Anthropic’s internal blog post provides the most alarming details about the model’s capabilities. Mythos, after receiving the initial prompt, found a 27-year-old bug in OpenBSD, an operating system known for being secure. 

Mythos also found a 16-year-old bug in FFmpeg, a video tool used by almost every major service. The tool has been tested by millions of random inputs in a technique called fuzzing, yet Mythos found a vulnerability in the H.264 codec that dates back to a 2003 commit. 

Beyond that, Mythos found a 17-year-old vulnerability in FreeBSD’s NFS server and wrote an exploit that allows any unauthenticated user on the internet to gain full root access to the server. 

The company confirmed that Mythos Preview “fully autonomously identified and then exploited this vulnerability.” The entire process cost under $2,000 at API pricing and took less than a day.
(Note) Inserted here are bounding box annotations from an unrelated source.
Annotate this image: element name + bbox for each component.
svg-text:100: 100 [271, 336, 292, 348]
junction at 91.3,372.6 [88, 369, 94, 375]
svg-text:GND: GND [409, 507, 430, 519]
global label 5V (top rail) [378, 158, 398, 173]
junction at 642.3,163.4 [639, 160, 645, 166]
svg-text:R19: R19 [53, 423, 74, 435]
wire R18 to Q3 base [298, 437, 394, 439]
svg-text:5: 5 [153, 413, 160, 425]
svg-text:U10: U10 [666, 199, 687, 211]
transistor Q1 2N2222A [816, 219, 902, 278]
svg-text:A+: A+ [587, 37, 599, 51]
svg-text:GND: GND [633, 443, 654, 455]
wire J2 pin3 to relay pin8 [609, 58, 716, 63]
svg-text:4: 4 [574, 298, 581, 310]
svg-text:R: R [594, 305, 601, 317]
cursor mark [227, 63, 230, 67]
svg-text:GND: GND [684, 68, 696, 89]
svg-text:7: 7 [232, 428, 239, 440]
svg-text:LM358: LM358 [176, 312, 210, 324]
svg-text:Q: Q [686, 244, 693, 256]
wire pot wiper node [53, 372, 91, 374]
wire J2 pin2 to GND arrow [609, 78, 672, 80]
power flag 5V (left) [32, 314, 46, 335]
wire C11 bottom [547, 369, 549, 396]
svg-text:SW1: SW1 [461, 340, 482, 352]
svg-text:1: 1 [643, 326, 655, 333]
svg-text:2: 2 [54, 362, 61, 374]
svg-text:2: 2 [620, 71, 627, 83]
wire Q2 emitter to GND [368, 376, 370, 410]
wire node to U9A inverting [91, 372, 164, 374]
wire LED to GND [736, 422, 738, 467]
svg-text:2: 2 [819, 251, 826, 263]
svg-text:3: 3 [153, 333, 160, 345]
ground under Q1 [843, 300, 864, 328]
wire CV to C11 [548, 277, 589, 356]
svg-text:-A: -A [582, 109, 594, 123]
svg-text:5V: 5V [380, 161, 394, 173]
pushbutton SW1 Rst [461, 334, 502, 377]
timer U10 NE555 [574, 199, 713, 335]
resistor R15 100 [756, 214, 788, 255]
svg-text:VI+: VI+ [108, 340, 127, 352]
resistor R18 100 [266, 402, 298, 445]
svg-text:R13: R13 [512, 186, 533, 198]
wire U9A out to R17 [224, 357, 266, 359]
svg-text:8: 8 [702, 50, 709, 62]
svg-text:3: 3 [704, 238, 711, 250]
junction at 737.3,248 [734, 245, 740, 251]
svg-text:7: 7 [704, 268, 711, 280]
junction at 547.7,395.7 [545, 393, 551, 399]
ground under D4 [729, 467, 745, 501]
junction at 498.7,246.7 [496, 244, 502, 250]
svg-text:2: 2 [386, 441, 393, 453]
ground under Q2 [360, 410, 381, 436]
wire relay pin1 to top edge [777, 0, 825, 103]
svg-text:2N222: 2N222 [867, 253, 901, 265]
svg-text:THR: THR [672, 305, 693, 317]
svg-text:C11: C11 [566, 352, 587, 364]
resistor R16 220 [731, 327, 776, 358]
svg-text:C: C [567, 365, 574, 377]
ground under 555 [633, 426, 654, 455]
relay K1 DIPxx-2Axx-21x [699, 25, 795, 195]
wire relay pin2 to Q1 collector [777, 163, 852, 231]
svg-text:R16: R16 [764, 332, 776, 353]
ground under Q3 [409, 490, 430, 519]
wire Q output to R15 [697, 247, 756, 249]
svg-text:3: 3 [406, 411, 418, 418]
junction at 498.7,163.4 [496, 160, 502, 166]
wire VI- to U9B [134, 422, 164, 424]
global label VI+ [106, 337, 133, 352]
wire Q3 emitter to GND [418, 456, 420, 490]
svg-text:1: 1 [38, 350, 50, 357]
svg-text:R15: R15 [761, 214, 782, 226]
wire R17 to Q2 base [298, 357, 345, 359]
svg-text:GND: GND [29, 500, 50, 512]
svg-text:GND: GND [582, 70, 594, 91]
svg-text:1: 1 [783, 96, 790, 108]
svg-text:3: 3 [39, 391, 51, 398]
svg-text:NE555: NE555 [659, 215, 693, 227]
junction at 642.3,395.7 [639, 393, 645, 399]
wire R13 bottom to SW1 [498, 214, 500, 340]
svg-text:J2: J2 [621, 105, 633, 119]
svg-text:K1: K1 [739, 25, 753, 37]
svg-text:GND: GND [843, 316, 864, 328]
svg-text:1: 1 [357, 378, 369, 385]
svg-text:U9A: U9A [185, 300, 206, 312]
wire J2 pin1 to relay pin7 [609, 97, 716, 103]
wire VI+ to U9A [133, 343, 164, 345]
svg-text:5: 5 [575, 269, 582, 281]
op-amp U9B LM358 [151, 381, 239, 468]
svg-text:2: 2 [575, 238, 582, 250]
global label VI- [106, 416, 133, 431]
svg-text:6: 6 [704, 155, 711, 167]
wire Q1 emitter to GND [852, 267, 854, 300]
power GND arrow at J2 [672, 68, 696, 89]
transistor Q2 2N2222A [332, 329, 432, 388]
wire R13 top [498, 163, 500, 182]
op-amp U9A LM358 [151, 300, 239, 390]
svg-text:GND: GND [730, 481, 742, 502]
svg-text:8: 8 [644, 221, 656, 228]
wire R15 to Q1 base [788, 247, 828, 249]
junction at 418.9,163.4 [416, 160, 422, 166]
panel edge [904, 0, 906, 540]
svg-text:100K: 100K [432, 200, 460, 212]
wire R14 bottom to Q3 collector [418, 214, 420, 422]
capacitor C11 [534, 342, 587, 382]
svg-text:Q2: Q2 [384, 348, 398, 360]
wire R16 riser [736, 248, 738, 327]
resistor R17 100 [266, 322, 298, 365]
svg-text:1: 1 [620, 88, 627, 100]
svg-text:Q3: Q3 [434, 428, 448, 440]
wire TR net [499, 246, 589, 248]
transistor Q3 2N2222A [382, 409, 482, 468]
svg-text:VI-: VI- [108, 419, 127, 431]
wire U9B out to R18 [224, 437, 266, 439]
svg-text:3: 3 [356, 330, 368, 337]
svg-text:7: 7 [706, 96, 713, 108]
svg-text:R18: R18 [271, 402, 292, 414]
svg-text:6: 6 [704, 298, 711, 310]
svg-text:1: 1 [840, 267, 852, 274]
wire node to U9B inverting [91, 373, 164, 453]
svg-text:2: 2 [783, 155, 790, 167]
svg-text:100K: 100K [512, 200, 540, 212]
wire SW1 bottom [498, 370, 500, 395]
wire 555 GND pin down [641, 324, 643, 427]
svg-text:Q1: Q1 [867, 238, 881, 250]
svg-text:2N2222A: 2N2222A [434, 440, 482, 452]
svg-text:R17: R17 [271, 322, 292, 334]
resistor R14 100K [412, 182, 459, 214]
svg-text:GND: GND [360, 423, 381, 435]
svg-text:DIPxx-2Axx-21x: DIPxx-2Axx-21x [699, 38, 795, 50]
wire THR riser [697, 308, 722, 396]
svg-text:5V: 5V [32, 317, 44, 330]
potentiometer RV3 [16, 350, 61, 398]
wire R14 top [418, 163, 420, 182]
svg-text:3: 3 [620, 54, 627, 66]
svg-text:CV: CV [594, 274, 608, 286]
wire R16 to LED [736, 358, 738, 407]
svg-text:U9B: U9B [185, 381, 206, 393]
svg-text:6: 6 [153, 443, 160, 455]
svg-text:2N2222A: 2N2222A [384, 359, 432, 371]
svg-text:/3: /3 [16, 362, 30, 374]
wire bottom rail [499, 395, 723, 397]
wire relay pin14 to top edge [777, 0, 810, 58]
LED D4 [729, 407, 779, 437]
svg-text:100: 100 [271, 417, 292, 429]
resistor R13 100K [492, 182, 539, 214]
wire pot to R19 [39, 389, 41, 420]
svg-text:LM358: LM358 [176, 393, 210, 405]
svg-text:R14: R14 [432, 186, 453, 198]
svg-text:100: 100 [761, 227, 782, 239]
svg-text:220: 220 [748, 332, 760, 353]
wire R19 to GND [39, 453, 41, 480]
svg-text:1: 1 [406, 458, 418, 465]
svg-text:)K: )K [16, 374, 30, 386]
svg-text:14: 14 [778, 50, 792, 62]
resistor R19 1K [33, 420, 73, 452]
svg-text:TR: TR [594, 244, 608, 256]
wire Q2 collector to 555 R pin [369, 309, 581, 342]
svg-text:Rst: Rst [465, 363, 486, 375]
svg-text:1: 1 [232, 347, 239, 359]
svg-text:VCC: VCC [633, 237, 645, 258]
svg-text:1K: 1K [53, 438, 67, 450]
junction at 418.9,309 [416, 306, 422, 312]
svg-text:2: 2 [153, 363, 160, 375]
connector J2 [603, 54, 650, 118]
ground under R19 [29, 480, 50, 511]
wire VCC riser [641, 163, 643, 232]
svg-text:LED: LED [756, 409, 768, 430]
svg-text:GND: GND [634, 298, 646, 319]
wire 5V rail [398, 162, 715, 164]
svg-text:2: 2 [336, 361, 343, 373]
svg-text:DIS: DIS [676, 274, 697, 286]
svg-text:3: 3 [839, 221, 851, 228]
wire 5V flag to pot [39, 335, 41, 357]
Mythos found vulnerabilities in every major web browser. In one case, it wrote a browser exploit that chained together four vulnerabilities, including a JIT heap spray, to escape both the browser’s renderer sandbox and the operating system’s sandbox. 

Anthropic has found “thousands of additional high- and critical-severity vulnerabilities” across open source and closed source software. Over 99% of these bugs have not yet been patched. 

OpenAI’s approach to security risks 

Despite these problems, OpenAI has announced the release of GPT-5.4-Cyber, which, unlike standard models that refuse to help with hacking for safety reasons, “lowers the refusal boundary for legitimate cybersecurity work.”

GPT-5.4-Cyber can analyze compiled software without access to the source code to detect malware and vulnerabilities, but access is limited to OpenAI’s “Trusted Access for Cyber” (TAC) program. Only vetted cybersecurity experts, researchers, and organizations defending critical systems can use it.

Anthropic’s Project Glasswing also gives limited access to defenders at companies like Amazon ($AMZN), Apple ($AAPL), and Google ($GOOGL) to fix critical infrastructure before attackers can exploit it. 

In the meantime, Anthropic suggests installing security updates immediately, rather than on a monthly schedule.